Als Veränderte heimkehren: 
Der 27. Januar ist der jährliche Holocaust-Gedenktag

Drei junge Männer kommen des Weges, bei sich tragen sie Geschenke. Sie sind auf der Suche, fragen nach dem Weg. Man muss nicht sehr bibelfest sein, um unwillkürlich zu denken: Die Weisen aus dem Morgenland! Tatsächlich umgibt die sympathische Erscheinung etwas orientalisches Flair – wären wir nicht im winterlichen Münsterland. Genauer: am 75. Jahrestag des Befreiung des Vernichtungslagers Auschwitz. Das Foto entstand am 27. Januar 2020, dem jährlichen Holocaust-Gedenktag. Die drei jungen Männer kommen nicht aus dem Morgenland, sondern von der Dülmener Hermann-Leeser-Schule. Sie wollen wie jedes Jahr unweit der Viktorkirche drei weiße Rosen ablegen, nämlich an den drei „Stolpersteinen“, die dort in der Pflasterung liegen sollen. Stattdessen stehen sie jetzt an einem Bauzaun, dahinter ein kleinerer Krater im Erdreich. Die drei Schüler können die kleinen Gedenktäfelchen aus Messing nicht finden. Aber sie sehen viel mehr: die Mauerstümpfe jenes altehrwürdigen Wohnhauses, in dem bis 1939 der Dülmener Viehhändler Louis Pins mit seiner Gattin Jenny und Tochter Johanna lebte. Allein das kalte Mauerwerk im Boden ist letzte Spur der einst alteingesessenen jüdischen Familie. 

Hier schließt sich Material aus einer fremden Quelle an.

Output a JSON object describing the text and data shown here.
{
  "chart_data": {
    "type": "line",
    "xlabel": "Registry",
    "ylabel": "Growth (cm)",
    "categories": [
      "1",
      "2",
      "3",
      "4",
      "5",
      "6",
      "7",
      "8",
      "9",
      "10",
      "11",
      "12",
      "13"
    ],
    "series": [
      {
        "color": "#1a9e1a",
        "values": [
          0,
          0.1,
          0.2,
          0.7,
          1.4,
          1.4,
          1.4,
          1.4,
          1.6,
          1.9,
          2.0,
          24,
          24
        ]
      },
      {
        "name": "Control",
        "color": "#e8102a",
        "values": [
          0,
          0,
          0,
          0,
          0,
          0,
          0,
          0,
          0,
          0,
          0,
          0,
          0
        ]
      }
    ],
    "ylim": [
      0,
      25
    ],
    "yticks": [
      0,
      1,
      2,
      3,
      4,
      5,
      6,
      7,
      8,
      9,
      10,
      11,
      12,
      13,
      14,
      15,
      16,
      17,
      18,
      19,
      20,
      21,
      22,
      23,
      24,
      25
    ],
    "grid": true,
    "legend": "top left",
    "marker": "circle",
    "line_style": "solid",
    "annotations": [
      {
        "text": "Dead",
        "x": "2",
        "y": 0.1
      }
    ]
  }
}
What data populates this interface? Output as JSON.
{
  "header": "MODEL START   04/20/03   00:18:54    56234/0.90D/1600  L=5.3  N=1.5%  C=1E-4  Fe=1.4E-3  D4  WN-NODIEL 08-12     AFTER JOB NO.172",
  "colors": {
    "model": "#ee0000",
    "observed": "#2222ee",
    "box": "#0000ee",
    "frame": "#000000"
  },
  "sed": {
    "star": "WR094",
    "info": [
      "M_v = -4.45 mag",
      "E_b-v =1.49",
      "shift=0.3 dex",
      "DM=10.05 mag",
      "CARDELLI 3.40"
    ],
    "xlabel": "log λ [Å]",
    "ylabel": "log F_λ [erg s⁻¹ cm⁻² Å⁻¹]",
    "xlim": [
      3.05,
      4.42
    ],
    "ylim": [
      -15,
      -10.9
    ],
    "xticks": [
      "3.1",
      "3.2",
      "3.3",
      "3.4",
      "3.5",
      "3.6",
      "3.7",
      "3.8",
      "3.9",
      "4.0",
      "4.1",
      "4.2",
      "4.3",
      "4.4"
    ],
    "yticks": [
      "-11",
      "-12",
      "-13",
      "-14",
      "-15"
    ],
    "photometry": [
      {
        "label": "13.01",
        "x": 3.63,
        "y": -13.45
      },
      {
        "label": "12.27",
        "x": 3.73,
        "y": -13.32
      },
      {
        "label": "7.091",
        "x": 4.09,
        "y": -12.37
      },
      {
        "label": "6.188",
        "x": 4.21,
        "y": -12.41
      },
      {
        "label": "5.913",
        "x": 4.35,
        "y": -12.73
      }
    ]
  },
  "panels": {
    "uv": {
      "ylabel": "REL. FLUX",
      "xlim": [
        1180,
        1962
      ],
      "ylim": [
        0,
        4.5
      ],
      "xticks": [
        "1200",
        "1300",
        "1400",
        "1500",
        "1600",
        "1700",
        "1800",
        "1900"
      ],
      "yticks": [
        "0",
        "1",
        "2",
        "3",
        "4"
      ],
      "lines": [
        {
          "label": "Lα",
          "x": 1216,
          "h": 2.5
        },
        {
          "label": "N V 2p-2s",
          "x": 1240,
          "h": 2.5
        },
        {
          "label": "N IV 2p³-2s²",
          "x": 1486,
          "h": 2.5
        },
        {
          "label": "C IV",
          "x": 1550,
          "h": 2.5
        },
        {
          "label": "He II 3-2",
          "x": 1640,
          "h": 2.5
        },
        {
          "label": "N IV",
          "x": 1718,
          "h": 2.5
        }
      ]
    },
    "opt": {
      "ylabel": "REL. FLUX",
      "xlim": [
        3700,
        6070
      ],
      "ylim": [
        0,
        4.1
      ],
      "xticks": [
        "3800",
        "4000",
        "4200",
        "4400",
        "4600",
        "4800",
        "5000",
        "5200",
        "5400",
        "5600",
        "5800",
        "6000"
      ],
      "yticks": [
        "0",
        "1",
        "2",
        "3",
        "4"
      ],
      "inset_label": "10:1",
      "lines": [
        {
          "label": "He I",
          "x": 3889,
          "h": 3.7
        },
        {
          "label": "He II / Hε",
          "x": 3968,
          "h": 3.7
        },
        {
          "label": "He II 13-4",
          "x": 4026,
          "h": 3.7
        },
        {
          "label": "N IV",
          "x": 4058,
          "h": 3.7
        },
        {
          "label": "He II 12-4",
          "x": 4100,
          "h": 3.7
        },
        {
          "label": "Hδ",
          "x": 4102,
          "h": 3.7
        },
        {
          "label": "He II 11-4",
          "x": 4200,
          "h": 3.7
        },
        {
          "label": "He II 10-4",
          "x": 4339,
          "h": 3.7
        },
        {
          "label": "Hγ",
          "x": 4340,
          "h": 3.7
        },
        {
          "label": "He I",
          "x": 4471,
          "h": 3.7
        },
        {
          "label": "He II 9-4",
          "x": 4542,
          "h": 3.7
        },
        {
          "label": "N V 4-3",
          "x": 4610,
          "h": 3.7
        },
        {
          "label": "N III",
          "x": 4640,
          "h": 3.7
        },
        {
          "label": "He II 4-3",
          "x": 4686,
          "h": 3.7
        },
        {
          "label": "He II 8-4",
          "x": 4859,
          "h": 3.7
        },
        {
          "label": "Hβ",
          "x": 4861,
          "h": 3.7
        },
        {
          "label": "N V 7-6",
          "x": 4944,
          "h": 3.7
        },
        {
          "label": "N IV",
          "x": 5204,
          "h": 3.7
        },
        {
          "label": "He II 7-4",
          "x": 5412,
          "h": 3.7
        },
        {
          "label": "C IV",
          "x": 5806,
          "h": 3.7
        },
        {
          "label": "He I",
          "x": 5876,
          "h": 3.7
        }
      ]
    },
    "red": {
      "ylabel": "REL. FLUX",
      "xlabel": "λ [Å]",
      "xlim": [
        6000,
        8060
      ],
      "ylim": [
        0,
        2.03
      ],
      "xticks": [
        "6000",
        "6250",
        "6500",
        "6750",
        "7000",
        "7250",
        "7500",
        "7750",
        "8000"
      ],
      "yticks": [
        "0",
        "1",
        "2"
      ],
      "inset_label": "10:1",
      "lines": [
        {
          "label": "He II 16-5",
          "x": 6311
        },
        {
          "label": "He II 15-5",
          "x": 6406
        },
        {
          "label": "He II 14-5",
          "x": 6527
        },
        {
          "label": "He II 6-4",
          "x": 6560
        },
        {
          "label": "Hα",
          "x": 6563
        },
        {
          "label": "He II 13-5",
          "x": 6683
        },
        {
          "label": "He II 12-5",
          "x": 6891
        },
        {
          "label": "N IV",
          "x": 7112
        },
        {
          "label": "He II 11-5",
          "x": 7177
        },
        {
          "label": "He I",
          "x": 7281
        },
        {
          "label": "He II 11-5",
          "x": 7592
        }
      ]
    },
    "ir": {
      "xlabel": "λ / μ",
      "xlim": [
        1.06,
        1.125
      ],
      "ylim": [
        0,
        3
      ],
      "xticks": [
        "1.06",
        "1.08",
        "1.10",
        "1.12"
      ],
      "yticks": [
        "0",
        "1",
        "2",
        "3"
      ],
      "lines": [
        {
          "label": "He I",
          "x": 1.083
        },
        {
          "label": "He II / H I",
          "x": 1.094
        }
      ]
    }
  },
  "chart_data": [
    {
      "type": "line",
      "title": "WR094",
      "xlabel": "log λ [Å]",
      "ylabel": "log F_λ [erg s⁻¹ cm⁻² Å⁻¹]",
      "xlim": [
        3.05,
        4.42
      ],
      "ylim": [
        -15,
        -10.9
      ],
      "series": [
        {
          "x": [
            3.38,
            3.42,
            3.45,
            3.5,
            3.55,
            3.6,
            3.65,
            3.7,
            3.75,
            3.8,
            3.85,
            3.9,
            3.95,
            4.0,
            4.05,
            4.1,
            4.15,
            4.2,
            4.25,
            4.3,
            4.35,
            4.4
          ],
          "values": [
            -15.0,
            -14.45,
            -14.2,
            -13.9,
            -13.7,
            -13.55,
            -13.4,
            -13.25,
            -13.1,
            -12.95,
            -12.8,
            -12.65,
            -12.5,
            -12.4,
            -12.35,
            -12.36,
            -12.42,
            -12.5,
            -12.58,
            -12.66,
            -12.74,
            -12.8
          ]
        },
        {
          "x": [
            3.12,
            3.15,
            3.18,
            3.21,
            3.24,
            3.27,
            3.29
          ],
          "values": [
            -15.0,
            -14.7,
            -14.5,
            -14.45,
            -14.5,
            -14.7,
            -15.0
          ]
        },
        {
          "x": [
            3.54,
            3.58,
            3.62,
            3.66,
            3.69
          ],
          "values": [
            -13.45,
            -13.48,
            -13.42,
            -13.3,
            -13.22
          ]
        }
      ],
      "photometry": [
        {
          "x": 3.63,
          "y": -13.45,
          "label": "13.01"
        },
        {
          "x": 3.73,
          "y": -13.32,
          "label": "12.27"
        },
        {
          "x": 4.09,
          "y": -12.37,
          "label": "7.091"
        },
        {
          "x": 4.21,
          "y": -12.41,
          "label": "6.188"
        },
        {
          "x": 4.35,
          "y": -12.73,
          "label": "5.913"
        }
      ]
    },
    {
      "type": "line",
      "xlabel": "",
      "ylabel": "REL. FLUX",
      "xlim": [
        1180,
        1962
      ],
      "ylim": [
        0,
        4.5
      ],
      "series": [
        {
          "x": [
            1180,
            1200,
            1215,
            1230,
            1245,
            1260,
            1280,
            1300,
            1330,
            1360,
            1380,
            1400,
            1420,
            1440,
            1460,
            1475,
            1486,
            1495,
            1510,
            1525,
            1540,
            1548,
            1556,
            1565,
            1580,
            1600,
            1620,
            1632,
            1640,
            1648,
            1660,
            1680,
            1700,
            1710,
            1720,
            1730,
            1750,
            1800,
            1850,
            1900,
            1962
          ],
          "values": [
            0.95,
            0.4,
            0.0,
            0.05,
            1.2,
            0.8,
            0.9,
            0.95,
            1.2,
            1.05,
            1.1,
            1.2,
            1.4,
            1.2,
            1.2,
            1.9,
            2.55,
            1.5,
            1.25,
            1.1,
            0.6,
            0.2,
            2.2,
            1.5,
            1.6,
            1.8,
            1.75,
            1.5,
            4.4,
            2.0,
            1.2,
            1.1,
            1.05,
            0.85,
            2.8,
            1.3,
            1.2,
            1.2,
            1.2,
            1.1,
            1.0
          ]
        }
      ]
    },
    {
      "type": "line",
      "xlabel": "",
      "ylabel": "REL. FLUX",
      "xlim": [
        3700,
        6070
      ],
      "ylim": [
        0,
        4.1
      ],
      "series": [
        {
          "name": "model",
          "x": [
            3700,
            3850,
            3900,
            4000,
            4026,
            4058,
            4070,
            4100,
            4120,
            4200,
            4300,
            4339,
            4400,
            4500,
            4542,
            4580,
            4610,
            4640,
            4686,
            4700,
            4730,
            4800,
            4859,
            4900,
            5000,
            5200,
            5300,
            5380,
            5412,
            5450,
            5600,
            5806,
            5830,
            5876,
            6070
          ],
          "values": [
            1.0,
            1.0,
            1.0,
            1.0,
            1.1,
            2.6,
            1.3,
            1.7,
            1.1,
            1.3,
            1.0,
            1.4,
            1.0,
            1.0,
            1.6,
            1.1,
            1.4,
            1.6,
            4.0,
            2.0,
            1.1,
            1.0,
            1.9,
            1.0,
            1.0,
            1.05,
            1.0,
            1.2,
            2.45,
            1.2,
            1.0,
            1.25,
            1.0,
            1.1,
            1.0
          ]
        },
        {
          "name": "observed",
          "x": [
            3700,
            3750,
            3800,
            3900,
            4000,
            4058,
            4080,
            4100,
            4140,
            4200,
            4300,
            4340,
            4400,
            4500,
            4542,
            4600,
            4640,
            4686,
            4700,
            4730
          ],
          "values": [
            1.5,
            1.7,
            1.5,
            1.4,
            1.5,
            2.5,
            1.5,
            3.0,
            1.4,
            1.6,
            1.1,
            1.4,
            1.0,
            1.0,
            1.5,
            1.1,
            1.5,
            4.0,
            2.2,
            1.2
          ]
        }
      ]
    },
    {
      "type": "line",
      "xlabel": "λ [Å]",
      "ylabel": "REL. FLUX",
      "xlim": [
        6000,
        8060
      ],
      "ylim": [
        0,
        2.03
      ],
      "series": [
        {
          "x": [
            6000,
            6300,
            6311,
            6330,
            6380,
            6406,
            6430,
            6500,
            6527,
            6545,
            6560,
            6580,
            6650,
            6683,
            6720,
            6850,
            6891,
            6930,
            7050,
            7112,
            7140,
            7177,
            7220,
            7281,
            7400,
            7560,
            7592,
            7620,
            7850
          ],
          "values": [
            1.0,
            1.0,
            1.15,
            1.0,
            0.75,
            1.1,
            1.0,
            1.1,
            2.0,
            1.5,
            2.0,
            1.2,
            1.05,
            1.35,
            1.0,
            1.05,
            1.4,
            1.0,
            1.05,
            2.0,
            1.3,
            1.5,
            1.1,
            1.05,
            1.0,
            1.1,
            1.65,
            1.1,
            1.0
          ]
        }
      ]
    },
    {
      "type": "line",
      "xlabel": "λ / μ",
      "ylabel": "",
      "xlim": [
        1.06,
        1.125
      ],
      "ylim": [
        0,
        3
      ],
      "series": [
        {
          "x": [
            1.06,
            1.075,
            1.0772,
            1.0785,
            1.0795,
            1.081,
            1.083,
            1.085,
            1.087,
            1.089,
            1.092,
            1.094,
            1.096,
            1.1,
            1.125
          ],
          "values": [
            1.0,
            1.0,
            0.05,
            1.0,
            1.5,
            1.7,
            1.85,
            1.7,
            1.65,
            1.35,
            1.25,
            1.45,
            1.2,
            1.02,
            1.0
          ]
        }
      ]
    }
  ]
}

Man kann „Spurensuche“ aber auch weitergefasst verstehen, über Messingtäfelchen und Ziegelsteine hinaus. Denn der aufgerissene Boden über einem früheren Haus am Dülmener Kirchplatz lässt an ein Zitat von Papst Franziskus denken – es ist fast ein Klagewort, nämlich aus seiner Ansprache 2014 in der Gedenkstätte Yad Vashem unweit von Jerusalem:

„Vom Boden erhebt sich ein leises Stöhnen: 
Gib uns die Gnade, uns zu schämen für das, 
was zu tun wir als Menschen fähig gewesen sind!“

Es geht um uns – dass wir uns schämen. Und Scham, sagt der Papst, kann eine Gnade sein . Ein „Gedenktag“ will helfen, ins Nachdenken zu kommen – über uns selbst. Das Andenken an die Opfer von Gewalt und Terror will uns sensibilisieren, will uns zu Mitfühlenden machen. 

  • Es kann richtig sein, die Täter beim Namen zu nennen – aber dabei dürfen wir die Opfer und ihre Einzelschicksale nicht vernachlässigen. 
  • Es kann angemessen sein, sich laut zu empören – aber ebenso ist das schweigende Innehalten legitim. 
  • Man kann aus guten Gründen mit spektakulären Fakten und Fotos schockieren und heilsame Abscheu auslösen – man kann aber auch diskret die verblichenen und zarten Spuren derer pflegen, die einst ganz unaufgeregt dazugehörten.
  • Man kann es sich leicht machen, berechtigterweise und doch in ritualisierter Form die Schuld zu beschwören – und dabei die eigene Verpflichtung, selbst Verantwortung wahrzunehmen, geflissentlich übergehen.

Kurzum: Es geht auch an einem Holocaust-Gedenktag um uns! Es geht um die Einsicht: Vergangenheitsbewältigung ist immer auch Gegenwartsbewältigung. Denn der sogenannte Holocaust war – so kann man fern aller fachlichen historischen Einordnung und aller politischen Bewertung sagen – erst einmal ein Akt der Herzenshärte und der Gefühllosigkeit einerseits sowie der Feigheit und der Angst andrerseits. Nicht einfach eine bestimmte Ideologie war Ursache des Judenhasses, sondern eine verkrümmte Herzenshaltung des Misstrauens, der Ignoranz, der Überheblichkeit, der Gedankenlosigkeit. Und all diese Fehlhaltungen sind nicht „von gestern“, sondern schwelen und gären und giften bis heute. Oder immer wieder neu.

Sich dies bewusst zu machen, kann unser Denken verändern. Damit wären wir wieder bei den biblischen Sterndeutern – die ja auch „Weise“ waren. Und diese Weisen zogen „auf einem anderen Weg heim in ihr Land“: Sie waren verändert, nicht mehr dieselben.